WANG Chen: Touching Red: SOLO EXHIBITION

14 March - 9 May 2026 Shanghai
Overview

ARARIO GALLERY is pleased to present “Touching Red”, a solo exhibition by WANG Chen, on view from March 14 to May 9, 2026. The exhibition marks a significant stage in the artist’s recent practice. Through a three-channel video installation and newly created wooden sculptures, WANG constructs a “third space” situated between primal material textures and digital illusion. In this body of work, her focus expands toward a broader process of becoming, examining how life continues to manifest, transform, and exist amid the loosening and reconfiguration of order.

 

The central video work, Touching Red, seeks to demythologize the concept of “symbiosis.” Within the internal logic of the work, symbiosis is stripped of its idealistic veneer and restored to a state of inherent hybridity and entropy. The irreducible complexity between living entities reveals not only disorder and stagnation, but also a form of primordial violence. Structured as a precisely choreographed three-channel loop, each screen operates as an independent narrative fragment while simultaneously forming an interdependent whole within space. Moving from “complex symbiosis” to “conflictual extension,” and ultimately to “the subversion of order,” the work undergoes continual reconfiguration, presenting a mode of existence that resists assimilation into a single logic. This multi-screen spatial arrangement challenges the act of viewing: the audience cannot remain within a stable, singular perspective, nor arrive at a definitive interpretation. Through this displacement of viewpoint, established visual orders are diluted, allowing life to return to a dimension of irreducible complexity beyond containment.

 

Within WANG’s practice, the highly digital visual effects that characterize the final imagery stand in compelling tension with the intensive physical labor at their origin.
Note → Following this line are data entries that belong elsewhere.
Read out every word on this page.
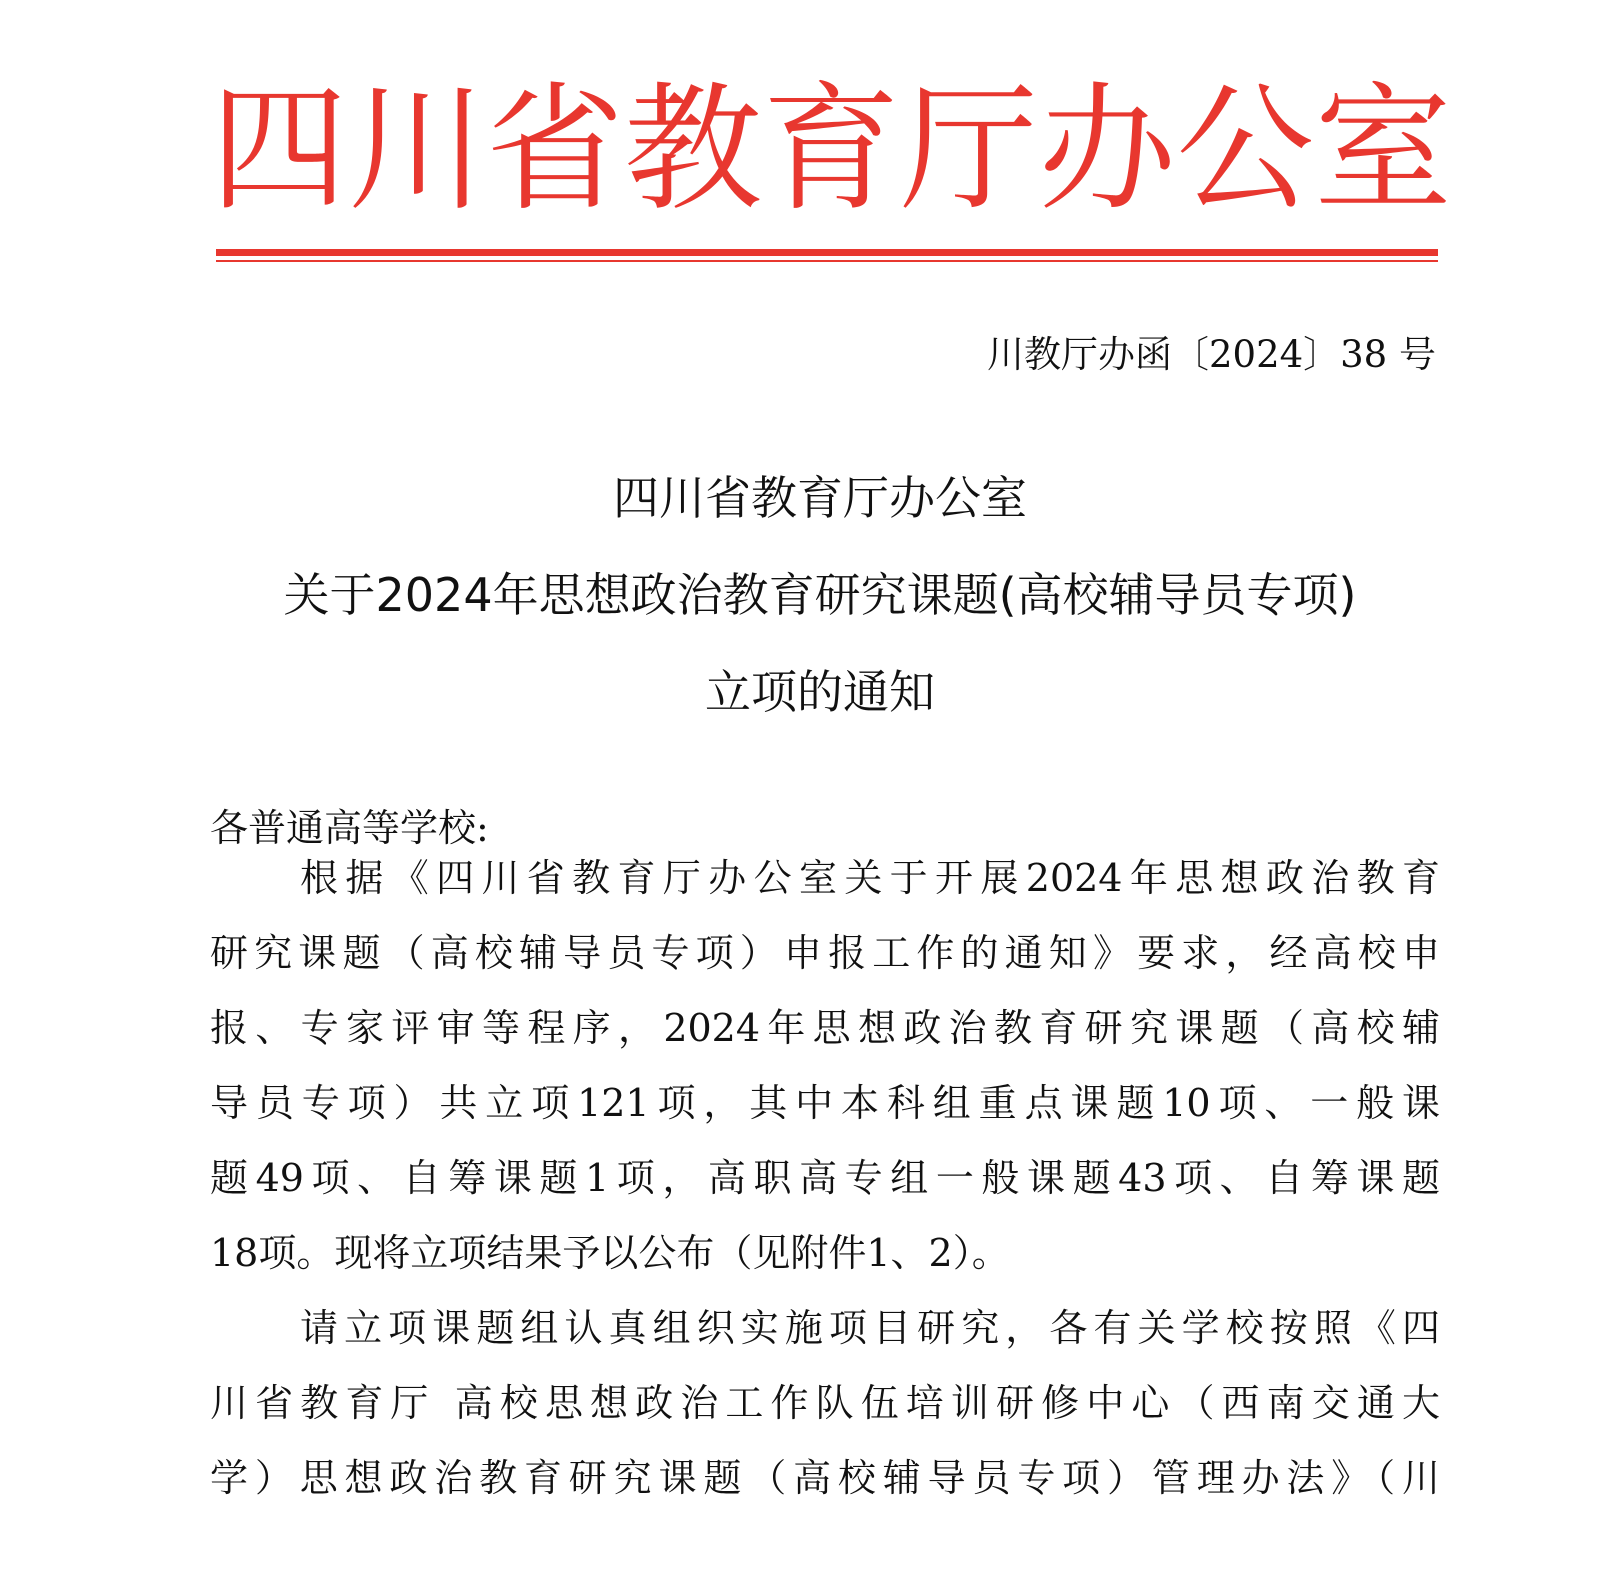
四 川 省 教 育 厅 办 公 室
川教厅办函〔2024〕38 号
四川省教育厅办公室
关于2024年思想政治教育研究课题(高校辅导员专项)
立项的通知
各普通高等学校:
根据《四川省教育厅办公室关于开展2024年思想政治教育
研究课题（高校辅导员专项）申报工作的通知》要求，经高校申
报、专家评审等程序，2024年思想政治教育研究课题（高校辅
导员专项）共立项121项，其中本科组重点课题10项、一般课
题49项、自筹课题1项，高职高专组一般课题43项、自筹课题
18项。现将立项结果予以公布（见附件1、2）。
请立项课题组认真组织实施项目研究，各有关学校按照《四
川省教育厅 高校思想政治工作队伍培训研修中心（西南交通大
学）思想政治教育研究课题（高校辅导员专项）管理办法》（川
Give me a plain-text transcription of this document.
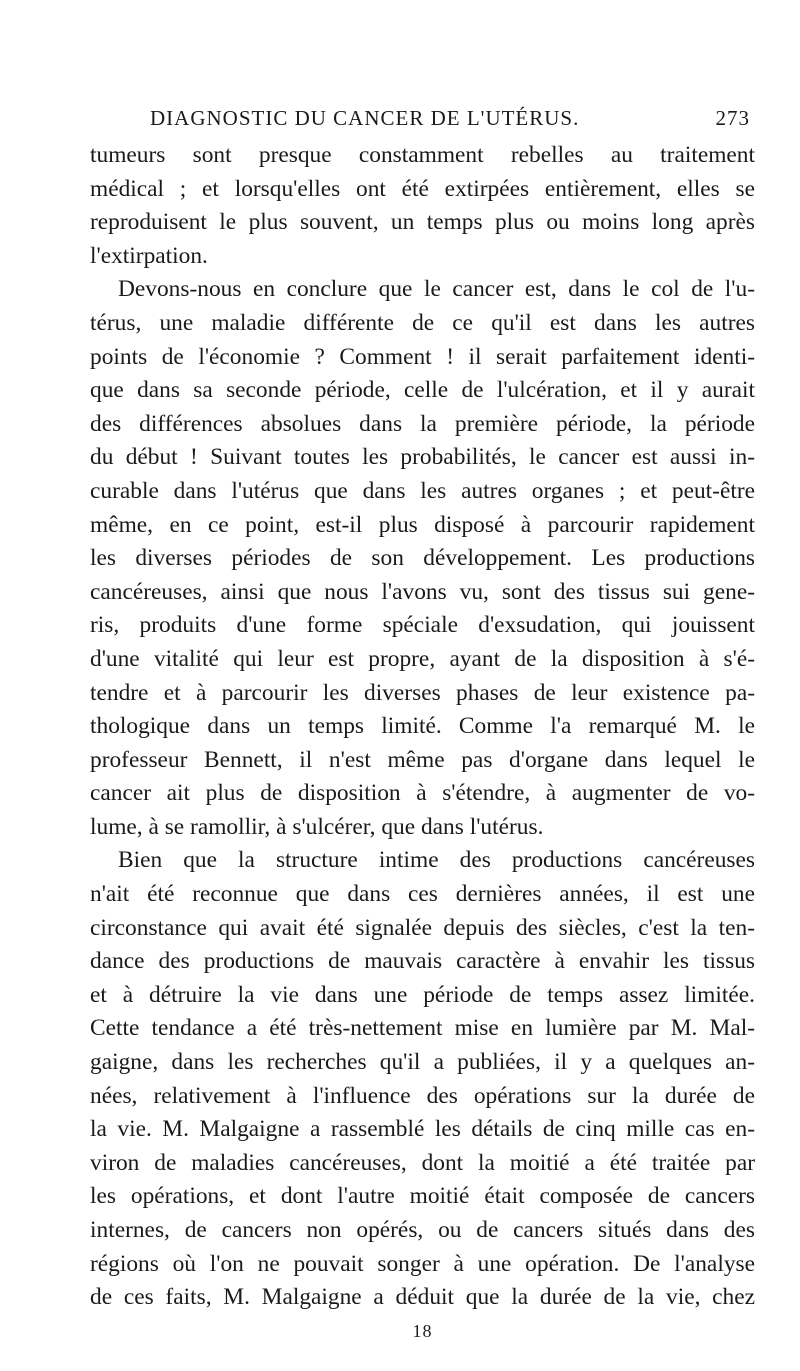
DIAGNOSTIC DU CANCER DE L'UTÉRUS.	273
tumeurs sont presque constamment rebelles au traitement
médical ; et lorsqu'elles ont été extirpées entièrement, elles se
reproduisent le plus souvent, un temps plus ou moins long après
l'extirpation.
Devons-nous en conclure que le cancer est, dans le col de l'u-
térus, une maladie différente de ce qu'il est dans les autres
points de l'économie ? Comment ! il serait parfaitement identi-
que dans sa seconde période, celle de l'ulcération, et il y aurait
des différences absolues dans la première période, la période
du début ! Suivant toutes les probabilités, le cancer est aussi in-
curable dans l'utérus que dans les autres organes ; et peut-être
même, en ce point, est-il plus disposé à parcourir rapidement
les diverses périodes de son développement. Les productions
cancéreuses, ainsi que nous l'avons vu, sont des tissus sui gene-
ris, produits d'une forme spéciale d'exsudation, qui jouissent
d'une vitalité qui leur est propre, ayant de la disposition à s'é-
tendre et à parcourir les diverses phases de leur existence pa-
thologique dans un temps limité. Comme l'a remarqué M. le
professeur Bennett, il n'est même pas d'organe dans lequel le
cancer ait plus de disposition à s'étendre, à augmenter de vo-
lume, à se ramollir, à s'ulcérer, que dans l'utérus.
Bien que la structure intime des productions cancéreuses
n'ait été reconnue que dans ces dernières années, il est une
circonstance qui avait été signalée depuis des siècles, c'est la ten-
dance des productions de mauvais caractère à envahir les tissus
et à détruire la vie dans une période de temps assez limitée.
Cette tendance a été très-nettement mise en lumière par M. Mal-
gaigne, dans les recherches qu'il a publiées, il y a quelques an-
nées, relativement à l'influence des opérations sur la durée de
la vie. M. Malgaigne a rassemblé les détails de cinq mille cas en-
viron de maladies cancéreuses, dont la moitié a été traitée par
les opérations, et dont l'autre moitié était composée de cancers
internes, de cancers non opérés, ou de cancers situés dans des
régions où l'on ne pouvait songer à une opération. De l'analyse
de ces faits, M. Malgaigne a déduit que la durée de la vie, chez
18
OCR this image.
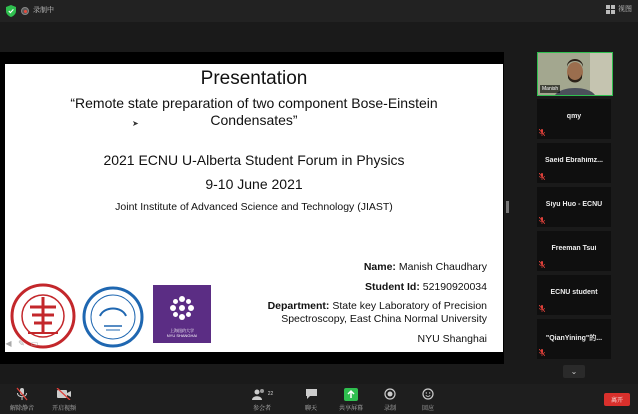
录制中	视图
Presentation
“Remote state preparation of two component Bose-Einstein Condensates”
➤
2021 ECNU U-Alberta Student Forum in Physics
9-10 June 2021
Joint Institute of Advanced Science and Technology (JIAST)
Name: Manish Chaudhary
Student Id: 52190920034
Department: State key Laboratory of Precision
Spectroscopy, East China Normal University
NYU Shanghai
上海纽约大学
NYU SHANGHAI
◀ ✎ ▭
Manish
qmy
Saeid Ebrahimz...
Siyu Huo - ECNU
Freeman Tsui
ECNU student
"QianYining"的...
⌄
解除静音	开启视频
22
参会者	聊天	共享屏幕	录制	回应
离开
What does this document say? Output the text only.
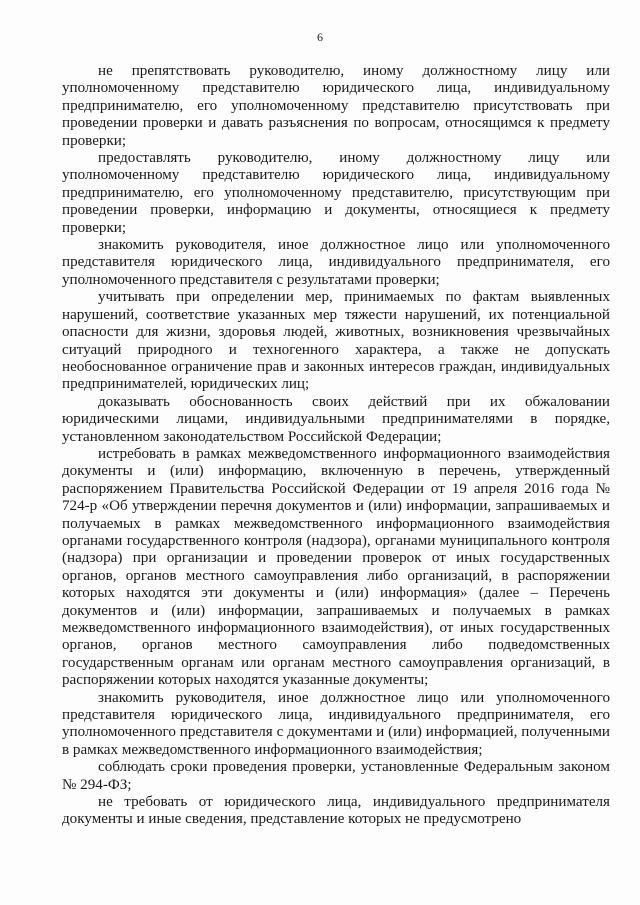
6

не препятствовать руководителю, иному должностному лицу или уполномоченному представителю юридического лица, индивидуальному предпринимателю, его уполномоченному представителю присутствовать при проведении проверки и давать разъяснения по вопросам, относящимся к предмету проверки;

предоставлять руководителю, иному должностному лицу или уполномоченному представителю юридического лица, индивидуальному предпринимателю, его уполномоченному представителю, присутствующим при проведении проверки, информацию и документы, относящиеся к предмету проверки;

знакомить руководителя, иное должностное лицо или уполномоченного представителя юридического лица, индивидуального предпринимателя, его уполномоченного представителя с результатами проверки;

учитывать при определении мер, принимаемых по фактам выявленных нарушений, соответствие указанных мер тяжести нарушений, их потенциальной опасности для жизни, здоровья людей, животных, возникновения чрезвычайных ситуаций природного и техногенного характера, а также не допускать необоснованное ограничение прав и законных интересов граждан, индивидуальных предпринимателей, юридических лиц;

доказывать обоснованность своих действий при их обжаловании юридическими лицами, индивидуальными предпринимателями в порядке, установленном законодательством Российской Федерации;

истребовать в рамках межведомственного информационного взаимодействия документы и (или) информацию, включенную в перечень, утвержденный распоряжением Правительства Российской Федерации от 19 апреля 2016 года № 724-р «Об утверждении перечня документов и (или) информации, запрашиваемых и получаемых в рамках межведомственного информационного взаимодействия органами государственного контроля (надзора), органами муниципального контроля (надзора) при организации и проведении проверок от иных государственных органов, органов местного самоуправления либо организаций, в распоряжении которых находятся эти документы и (или) информация» (далее – Перечень документов и (или) информации, запрашиваемых и получаемых в рамках межведомственного информационного взаимодействия), от иных государственных органов, органов местного самоуправления либо подведомственных государственным органам или органам местного самоуправления организаций, в распоряжении которых находятся указанные документы;

знакомить руководителя, иное должностное лицо или уполномоченного представителя юридического лица, индивидуального предпринимателя, его уполномоченного представителя с документами и (или) информацией, полученными в рамках межведомственного информационного взаимодействия;

соблюдать сроки проведения проверки, установленные Федеральным законом № 294-ФЗ;

не требовать от юридического лица, индивидуального предпринимателя документы и иные сведения, представление которых не предусмотрено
From the hand-drawn design of textures to costume-making and embodied performance, tactile traces are preserved within each frame of the moving image. The artist investigates how the “density” and “weight” of labor might be restored to lightweight virtual imagery, ensuring that the body and its exertion remain central to image production. The mutable forms that appear onscreen are the result of sustained negotiation between physical effort and digital space, retaining within the virtual dimension the soreness of muscles and the warmth of fingertips—thereby establishing a tangible thickness distinct from purely algorithmic generation.

 

This exhibition also marks a significant shift in WANG’s sculptural medium. The introduction of wood does not replace previous material explorations; rather, it extends them. Wood preserves a more immediate and organic fibrous structure, allowing traces of growth and temporality to remain visible. Its inherent vitality and openness resonate with the thematic concerns of symbiosis. The sculptural series Touch embodies a “depersonalized” quality, with forms hovering at the threshold between animal, insect, and wooden structure, resisting fixed classification. Areas of blue pigment applied to the surfaces function like fragments of a “Blue Screen,” visually tearing open a passage into a virtual dimension. This blue is not merely chromatic intervention; it generates a speculative field, suggesting a future that remains indeterminate.

 

WANG likens the relationship between video and sculpture to that of mural and statue within an ancient temple. The moving image, like a mural, inhabits a fluid and continuously generated third space; sculpture, by contrast, occupies a material position between two-dimensional plane and three-dimensional volume. Together, they form a structure that is at once separate and interdependent. This configuration gestures toward a more primordial logic of exchange—one grounded in instinctual survival and the circulation of energies rather than modern systems of classification and order. Whether through the philosophical imagination of Becoming Animal or the intimate tactility of wooden grain, the works reactivate modes of perception not yet fully codified. Within the field of Touching Red, order is gradually loosened through entanglement, and life emerges from the fissures of tension and violence, seeking a new and more resilient mode of symbiosis.